PythonUDAF¶

Overview¶

PythonUDAF represents a serialized Python lambda function for aggregation operations. This is a special expression that requires a dedicated physical operator for execution instead of using the standard Aggregate operator, enabling Python-based user-defined aggregate functions in Spark SQL.

Syntax¶

-- SQL syntax (when registered)
python_udaf_name([DISTINCT] column1, column2, ...)

// DataFrame API usage
// Must be registered through PySpark API first
df.groupBy("group_col").agg(python_udaf_function(col("input_col")))

Arguments¶

Argument	Type	Description
name	String	The name of the Python UDF function
func	PythonFunction	The serialized Python function implementation
dataType	DataType	The return data type of the aggregation
children	Seq[Expression]	Input expressions/columns to the aggregate function
udfDeterministic	Boolean	Whether the UDF produces deterministic results
evalType	Int	Evaluation type (defaults to SQL_GROUPED_AGG_PANDAS_UDF)
resultId	ExprId	Unique identifier for the expression result

Return Type¶

The return type is specified by the dataType parameter and can be any Spark SQL DataType supported by the Python function implementation.

Supported Data Types¶

All Spark SQL DataTypes are potentially supported depending on the Python function implementation
Input types are determined by the children expressions
Return type must be serializable between Python and Spark SQL
Complex types (Arrays, Maps, Structs) supported through Arrow serialization

Algorithm¶

Serializes Python aggregate function for distributed execution
Requires special physical operator (not standard Aggregate operator)
Uses Pandas UDF evaluation by default (SQL_GROUPED_AGG_PANDAS_UDF)
Leverages Arrow for efficient data transfer between JVM and Python
Executes aggregation logic in Python worker processes

Partitioning Behavior¶

How this expression affects partitioning: - Preserves existing partitioning scheme - May require shuffle for grouping operations (same as regular aggregates) - Execution depends on the physical operator implementation - Does not inherently change partition distribution

Edge Cases¶

Null handling: Behavior depends on Python function implementation
Empty input: Returns result based on Python function's empty group handling
Deterministic flag: Non-deterministic UDFs may produce different results across executions
Serialization failures: Python function must be serializable across cluster nodes
Memory pressure: Large intermediate states in Python workers can cause OOM

Code Generation¶

This expression does not support Tungsten code generation.

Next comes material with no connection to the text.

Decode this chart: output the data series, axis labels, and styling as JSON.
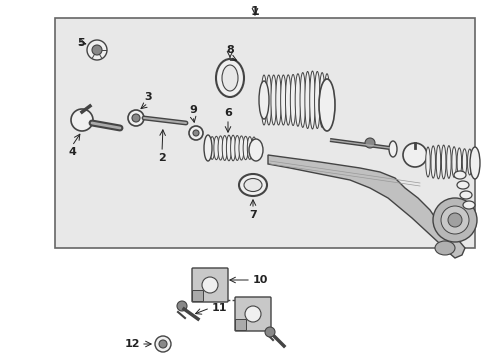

It falls back to interpreted mode because: - Inherits from UnevaluableAggregateFunc - Requires Python interpreter execution - Uses special physical operator for evaluation - Cannot be compiled to Java bytecode due to Python dependency

Examples¶

-- SQL usage (after registering UDAF in PySpark)
SELECT 
  category,
  my_python_udaf(DISTINCT value_col) as aggregated_result
FROM my_table 
GROUP BY category

// Scala DataFrame API (function must be created via PySpark)
import org.apache.spark.sql.functions._

// Assuming python_udaf was registered from PySpark
df.groupBy("category")
  .agg(expr("my_python_udaf(value_col)").as("result"))